To our knowledge, this study is the first to demonstrate systemic prevention of microvascular complications associated with diabetes, demonstrated in the eye and kidney. However, there are still limitations which remain. Firstly, our diabetic study lacked a group in which lean non-diabetic mice were treated with OVZ/HS-1638. At the time this study was designed, quantities of this inhibitor were limited due to small scale synthesis. However, this inhibitor has been used in other in vivo disease models such as myeloma, colorectal cancer, osteogenesis, as well as multiple sclerosis [29, 68,69,70]. As in our study, treatment with OVZ/HS-1638 was well tolerated, with no apparent adverse effects observed. Additionally, we did not observe any increased negative effects in our treated db/db mice in the parameters measured, but we cannot be certain that OVZ/HS-1638 does not have any effect in healthy mice. The forementioned pharmacokinetic, bioavailability, and safety studies using this inhibitor will be conducted in non-diseased models, and therefore any effect of OVZ/HS-1638 in healthy mice will be determined. Along with these studies, it will be informative to measure heparanase activity in db/db mice treated with OVZ/HS-1638. In addition to the previously discussed heparanase activity studies by Zubkova et al. 2018, our in vitro work in endothelial cells which confirmed inhibition of HS shedding by heparanase in OVZ/HS-1538 treated cells, gives us full confidence in OVZ/HS-1638’s ability to inhibit heparanase activity. Nevertheless, studies which confirm reduced heparanase activity in vivo will add value to our ongoing work as we progress this inhibitor toward clinical use. Another limitation of this study is the time of treatment in db/db mice. Diabetic mice began treatment at 9-weeks-of-age, a relatively early stage of disease progression for DR and DKD in this model. It is likely that in a clinical setting, such treatments would be given at a wide range of disease stages (early and late). Although db/db mice were significantly hyperglycemic and obese at the time of the treatment, we cannot conclude how this inhibitor would perform when given at a more advanced stage of disease. Ongoing research in our group will address this question and will be of great clinical relevance.

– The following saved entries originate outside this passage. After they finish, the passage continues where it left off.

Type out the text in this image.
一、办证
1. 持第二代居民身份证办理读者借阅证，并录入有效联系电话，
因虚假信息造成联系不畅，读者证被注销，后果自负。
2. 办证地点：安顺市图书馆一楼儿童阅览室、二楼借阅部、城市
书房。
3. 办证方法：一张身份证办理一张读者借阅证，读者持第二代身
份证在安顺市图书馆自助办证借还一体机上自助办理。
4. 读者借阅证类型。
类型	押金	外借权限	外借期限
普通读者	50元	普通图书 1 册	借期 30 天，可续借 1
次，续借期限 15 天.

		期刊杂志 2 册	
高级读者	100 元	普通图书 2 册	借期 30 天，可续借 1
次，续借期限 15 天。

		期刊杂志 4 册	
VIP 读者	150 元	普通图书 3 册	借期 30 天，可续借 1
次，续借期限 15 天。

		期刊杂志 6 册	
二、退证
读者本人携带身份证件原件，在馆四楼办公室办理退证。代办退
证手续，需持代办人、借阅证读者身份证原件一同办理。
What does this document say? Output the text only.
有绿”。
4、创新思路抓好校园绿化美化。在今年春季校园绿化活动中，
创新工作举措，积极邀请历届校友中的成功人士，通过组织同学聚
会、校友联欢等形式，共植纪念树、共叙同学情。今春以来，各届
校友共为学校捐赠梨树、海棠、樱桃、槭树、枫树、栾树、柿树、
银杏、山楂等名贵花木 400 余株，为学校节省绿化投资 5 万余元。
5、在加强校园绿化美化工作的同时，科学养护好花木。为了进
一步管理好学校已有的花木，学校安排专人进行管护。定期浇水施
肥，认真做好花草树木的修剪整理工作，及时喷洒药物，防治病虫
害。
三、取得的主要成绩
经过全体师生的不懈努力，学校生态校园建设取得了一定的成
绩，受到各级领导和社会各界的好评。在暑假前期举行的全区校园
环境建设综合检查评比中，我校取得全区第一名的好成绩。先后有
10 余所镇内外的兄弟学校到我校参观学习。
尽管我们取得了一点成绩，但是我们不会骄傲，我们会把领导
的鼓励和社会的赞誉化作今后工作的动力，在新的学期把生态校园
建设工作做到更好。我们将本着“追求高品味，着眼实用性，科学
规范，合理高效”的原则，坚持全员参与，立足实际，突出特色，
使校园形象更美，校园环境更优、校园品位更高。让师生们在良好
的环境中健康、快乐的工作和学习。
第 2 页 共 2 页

In conclusion, our work demonstrates that HS is an important systemic contributor to microvascular permeability function, demonstrated in two structurally unique microvascular beds, the retina and glomerulus. Furthermore, we have shown that protecting the eGlx with a novel polyvalent dendrimer which acts as a heparanase inhibitor, can prevent systemic microvascular permeability changes typically caused by diabetes. Our focus, in future work, is to achieve a pre-clinical experimental and safety package for OVZ/HS-1638 for treatment of DKD and DR in clinics.